My name is Vanessa Baker and I am speaking today as a concerned educator who taught in brick-and-mortar schools for many years and now specializes in online learning. It is as an online educator that I am extremely concerned about today’s vote to allocate $10 million for virtual classes and adaptive learning systems and $9.5 million for cloud-based content delivery, which will also extract students’ private data. Online learning can never replace what a classroom provides, such peer-to-peer interaction, a caring, human instructional leader (instead of corporate software) and dynamic classroom discussions, but that is just what this decision would prioritize.
This $19.5 million is an astronomical sum of money in our underfunded district, and it cannot be spent on a form of learning that is at best supplemental, instead of basics such as libraries, arts, smaller classroom sizes, newer textbooks, reading specialists, foreign language instruction and athletics, all of which lack sufficient funding. Alison McDowell, who writes the Wrench in the Gears blog, gathered feedback from parents and teachers, who spoke to the need for human interaction in learning as well as the lack of funding for extracurriculars that make students excited about school. In one of her videos, Ismael Jimenez, a PSD teacher, noted that students don’t retain information as well through online learning.

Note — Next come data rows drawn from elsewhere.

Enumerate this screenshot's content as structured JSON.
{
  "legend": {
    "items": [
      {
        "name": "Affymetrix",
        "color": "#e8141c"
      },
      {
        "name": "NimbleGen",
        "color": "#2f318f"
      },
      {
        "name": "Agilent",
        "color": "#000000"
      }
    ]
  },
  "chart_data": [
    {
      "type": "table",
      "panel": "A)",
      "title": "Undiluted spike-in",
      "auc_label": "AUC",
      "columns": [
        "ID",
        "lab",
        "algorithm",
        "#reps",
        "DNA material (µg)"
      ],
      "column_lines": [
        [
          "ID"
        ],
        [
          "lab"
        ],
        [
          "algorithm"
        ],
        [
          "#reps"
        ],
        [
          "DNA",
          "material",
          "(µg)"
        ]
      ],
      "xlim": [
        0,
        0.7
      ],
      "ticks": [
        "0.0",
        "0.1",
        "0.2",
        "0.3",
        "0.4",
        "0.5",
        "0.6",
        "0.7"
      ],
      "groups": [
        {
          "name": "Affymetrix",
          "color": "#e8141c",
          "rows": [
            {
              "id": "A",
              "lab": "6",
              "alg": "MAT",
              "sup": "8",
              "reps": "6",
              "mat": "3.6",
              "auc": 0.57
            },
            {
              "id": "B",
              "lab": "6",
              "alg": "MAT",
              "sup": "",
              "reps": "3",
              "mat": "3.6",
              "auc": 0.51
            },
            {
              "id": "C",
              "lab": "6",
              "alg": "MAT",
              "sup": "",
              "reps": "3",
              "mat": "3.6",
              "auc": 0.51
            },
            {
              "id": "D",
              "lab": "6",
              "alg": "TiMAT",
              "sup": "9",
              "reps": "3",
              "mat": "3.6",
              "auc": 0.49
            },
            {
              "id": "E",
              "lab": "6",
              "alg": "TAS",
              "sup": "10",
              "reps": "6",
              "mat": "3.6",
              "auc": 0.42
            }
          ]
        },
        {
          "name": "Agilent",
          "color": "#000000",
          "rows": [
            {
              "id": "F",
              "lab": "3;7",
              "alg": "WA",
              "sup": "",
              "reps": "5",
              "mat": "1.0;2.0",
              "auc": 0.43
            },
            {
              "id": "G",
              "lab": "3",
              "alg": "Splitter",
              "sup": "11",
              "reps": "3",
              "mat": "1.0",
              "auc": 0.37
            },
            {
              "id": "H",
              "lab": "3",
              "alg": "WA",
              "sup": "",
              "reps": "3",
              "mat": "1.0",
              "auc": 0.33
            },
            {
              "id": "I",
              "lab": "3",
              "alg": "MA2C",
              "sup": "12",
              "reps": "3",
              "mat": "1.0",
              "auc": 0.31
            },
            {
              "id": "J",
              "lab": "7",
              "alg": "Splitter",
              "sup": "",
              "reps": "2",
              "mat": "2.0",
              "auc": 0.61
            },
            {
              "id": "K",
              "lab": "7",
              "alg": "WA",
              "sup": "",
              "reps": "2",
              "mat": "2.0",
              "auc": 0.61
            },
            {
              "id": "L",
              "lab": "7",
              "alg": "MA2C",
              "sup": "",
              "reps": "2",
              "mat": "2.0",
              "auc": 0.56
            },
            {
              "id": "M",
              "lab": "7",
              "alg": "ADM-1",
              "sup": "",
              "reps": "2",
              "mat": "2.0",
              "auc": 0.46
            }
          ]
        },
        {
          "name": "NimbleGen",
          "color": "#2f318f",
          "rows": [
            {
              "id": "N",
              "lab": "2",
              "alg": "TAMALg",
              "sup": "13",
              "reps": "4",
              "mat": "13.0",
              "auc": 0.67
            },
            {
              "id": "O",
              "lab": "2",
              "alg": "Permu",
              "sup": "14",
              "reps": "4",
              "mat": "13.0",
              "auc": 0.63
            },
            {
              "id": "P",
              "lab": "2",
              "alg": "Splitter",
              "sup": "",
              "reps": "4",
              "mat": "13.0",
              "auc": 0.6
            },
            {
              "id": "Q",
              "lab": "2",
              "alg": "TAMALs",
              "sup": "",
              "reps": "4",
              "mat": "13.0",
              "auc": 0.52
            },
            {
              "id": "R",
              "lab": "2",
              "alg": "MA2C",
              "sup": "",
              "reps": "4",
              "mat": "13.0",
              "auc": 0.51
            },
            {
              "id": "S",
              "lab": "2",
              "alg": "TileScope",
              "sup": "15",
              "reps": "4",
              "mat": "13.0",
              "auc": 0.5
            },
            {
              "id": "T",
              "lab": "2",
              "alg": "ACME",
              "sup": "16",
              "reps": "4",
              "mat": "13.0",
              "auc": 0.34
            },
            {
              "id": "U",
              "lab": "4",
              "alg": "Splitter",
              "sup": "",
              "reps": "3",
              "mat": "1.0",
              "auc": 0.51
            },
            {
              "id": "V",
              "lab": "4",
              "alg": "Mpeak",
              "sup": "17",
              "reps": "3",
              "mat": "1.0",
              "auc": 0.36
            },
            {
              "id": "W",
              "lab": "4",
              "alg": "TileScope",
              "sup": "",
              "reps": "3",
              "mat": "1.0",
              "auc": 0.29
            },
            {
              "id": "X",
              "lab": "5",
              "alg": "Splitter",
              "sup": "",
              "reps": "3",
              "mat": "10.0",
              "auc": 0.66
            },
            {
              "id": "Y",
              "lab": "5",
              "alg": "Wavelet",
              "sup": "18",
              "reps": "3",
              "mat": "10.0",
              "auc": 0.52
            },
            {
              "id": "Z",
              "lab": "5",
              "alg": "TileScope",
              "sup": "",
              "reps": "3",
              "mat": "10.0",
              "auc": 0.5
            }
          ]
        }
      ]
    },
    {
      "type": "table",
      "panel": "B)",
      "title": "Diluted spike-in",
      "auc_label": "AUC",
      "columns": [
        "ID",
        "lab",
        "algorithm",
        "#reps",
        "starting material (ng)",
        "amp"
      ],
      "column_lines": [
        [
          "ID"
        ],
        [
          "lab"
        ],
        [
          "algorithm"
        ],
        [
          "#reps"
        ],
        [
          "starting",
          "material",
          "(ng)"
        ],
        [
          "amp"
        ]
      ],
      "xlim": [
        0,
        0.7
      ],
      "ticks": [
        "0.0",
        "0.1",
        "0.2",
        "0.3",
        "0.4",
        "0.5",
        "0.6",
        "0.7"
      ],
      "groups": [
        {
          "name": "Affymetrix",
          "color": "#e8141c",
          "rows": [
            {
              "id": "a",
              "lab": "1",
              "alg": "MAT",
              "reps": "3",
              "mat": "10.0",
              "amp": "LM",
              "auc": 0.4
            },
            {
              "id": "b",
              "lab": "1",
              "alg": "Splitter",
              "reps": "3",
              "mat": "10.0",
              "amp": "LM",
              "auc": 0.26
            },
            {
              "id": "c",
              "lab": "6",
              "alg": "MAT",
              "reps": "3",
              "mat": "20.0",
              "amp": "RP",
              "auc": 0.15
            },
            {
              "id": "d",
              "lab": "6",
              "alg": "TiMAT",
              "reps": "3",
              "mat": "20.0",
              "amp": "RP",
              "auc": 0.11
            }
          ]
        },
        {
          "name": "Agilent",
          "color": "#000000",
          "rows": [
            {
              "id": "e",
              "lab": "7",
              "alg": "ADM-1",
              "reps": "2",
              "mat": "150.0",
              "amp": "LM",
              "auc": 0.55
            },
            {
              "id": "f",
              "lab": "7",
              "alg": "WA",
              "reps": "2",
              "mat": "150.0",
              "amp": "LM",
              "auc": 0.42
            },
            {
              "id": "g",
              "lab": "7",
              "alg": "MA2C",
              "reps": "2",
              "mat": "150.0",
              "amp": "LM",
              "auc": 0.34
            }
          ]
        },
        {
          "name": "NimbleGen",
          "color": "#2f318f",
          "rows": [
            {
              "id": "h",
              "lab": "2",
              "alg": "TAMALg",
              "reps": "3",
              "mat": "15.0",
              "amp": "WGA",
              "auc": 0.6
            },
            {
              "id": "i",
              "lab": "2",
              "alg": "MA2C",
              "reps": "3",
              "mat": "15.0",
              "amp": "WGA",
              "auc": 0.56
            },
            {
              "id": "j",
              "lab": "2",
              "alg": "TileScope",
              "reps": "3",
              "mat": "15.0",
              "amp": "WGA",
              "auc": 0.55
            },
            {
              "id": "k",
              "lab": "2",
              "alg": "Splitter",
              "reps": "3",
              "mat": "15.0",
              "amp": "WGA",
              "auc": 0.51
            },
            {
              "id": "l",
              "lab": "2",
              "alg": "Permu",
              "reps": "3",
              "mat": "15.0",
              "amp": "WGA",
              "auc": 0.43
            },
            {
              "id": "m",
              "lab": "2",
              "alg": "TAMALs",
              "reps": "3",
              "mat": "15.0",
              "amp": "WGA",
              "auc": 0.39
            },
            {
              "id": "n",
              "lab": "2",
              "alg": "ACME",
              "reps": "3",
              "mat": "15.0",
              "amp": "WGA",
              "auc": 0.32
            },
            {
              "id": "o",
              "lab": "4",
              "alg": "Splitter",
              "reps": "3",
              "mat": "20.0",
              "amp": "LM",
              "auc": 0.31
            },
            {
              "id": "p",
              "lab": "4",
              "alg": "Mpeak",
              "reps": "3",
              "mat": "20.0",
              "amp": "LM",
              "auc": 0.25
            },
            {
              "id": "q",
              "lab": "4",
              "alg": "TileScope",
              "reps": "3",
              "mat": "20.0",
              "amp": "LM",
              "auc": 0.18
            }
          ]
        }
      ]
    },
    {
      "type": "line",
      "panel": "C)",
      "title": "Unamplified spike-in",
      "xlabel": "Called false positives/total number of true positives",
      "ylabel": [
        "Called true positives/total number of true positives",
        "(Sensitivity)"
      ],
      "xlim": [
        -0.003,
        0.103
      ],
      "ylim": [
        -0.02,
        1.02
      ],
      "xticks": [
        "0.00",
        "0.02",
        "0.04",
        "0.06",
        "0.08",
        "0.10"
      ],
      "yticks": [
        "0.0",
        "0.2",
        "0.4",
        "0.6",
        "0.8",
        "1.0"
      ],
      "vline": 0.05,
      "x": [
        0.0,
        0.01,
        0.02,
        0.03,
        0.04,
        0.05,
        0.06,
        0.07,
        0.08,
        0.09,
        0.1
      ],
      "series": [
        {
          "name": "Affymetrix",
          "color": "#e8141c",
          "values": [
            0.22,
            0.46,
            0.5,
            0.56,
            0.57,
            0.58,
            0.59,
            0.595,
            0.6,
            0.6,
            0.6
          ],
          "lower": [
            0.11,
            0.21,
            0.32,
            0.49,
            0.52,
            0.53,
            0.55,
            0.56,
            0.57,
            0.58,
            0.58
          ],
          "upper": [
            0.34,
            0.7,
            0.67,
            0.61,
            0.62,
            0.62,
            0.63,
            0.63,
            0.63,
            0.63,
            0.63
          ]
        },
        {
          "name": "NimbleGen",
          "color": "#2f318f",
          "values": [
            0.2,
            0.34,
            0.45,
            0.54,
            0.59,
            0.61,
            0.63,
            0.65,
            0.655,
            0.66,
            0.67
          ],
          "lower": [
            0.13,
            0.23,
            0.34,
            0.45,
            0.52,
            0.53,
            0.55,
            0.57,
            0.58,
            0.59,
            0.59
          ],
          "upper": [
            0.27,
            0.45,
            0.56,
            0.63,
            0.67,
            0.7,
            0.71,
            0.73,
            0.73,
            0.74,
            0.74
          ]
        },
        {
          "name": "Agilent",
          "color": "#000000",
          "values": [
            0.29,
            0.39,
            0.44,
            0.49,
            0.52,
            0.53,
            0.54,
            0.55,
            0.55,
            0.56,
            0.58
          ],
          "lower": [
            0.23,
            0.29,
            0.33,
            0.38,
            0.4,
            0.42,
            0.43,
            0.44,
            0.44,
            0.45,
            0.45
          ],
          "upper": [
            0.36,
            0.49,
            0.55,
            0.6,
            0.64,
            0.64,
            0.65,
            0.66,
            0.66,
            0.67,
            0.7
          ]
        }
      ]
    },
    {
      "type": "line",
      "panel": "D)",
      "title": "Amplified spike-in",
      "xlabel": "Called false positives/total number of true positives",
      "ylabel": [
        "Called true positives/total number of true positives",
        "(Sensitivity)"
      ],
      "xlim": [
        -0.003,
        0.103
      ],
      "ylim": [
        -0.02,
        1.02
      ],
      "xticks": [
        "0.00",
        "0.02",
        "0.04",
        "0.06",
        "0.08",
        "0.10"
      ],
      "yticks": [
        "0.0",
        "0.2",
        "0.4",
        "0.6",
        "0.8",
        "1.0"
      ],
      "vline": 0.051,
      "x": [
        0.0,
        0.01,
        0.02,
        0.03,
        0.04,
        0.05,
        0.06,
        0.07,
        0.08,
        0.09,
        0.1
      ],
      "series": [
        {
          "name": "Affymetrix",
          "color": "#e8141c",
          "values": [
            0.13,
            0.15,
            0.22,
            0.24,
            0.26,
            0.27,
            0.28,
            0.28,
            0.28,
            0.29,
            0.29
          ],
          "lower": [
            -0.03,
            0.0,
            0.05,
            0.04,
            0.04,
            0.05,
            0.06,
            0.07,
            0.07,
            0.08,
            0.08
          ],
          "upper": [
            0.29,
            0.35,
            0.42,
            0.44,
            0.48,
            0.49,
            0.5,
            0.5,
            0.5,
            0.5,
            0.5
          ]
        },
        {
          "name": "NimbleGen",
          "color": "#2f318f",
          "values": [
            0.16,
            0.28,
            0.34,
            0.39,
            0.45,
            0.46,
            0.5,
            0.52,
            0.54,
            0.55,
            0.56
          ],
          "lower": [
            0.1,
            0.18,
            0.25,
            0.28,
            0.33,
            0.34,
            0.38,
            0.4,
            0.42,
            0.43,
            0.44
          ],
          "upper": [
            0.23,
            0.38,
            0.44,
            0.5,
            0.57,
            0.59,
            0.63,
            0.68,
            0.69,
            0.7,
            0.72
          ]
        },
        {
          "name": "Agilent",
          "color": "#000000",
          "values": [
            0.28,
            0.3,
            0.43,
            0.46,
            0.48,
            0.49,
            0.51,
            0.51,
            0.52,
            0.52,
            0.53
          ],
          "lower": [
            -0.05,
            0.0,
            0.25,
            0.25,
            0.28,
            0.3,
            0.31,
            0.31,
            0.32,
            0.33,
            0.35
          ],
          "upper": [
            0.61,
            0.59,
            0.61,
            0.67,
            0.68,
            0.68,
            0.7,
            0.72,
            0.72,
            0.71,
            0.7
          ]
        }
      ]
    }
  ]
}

Another critical issue with this proposed allocation of funds is the data extraction that online learning entails. Data is “the new oil,” according to Google alum Eric Schmidt, and Philadelphia is currently a hub for the data mining business. Wharton School, Drexel, Temple, Impact PHL, Comcast, the Mayor’s Office of Education and the Chamber of Commerce are all working on new ways to earn money by selling student data to private corporations.
On January 29, the Mayor’s Office of Education met with Chamber of Commerce affiliates such as Comcast in a closed-door meeting to discuss the future of private business in education. Parents, students and teachers were not invited. This was not Comcast’s only recent closed-door meeting about education. On February 7, Comcast sent a busload of impact investors to Feltonville School of Arts and Sciences, where they met with Superintendent Hite, Mayor Kenney and David Cohen. No parents, teachers or students were seen entering the building before the meeting. The meeting promised to explore, “a new incursion of data from software, from the intersection of technology with redesigning the physical environment, and more.
This event helps you make sense where it is all going.” Parents, teachers, students and community members deserve to know more about where this is all going before we spend nearly $20 million to head in that direction.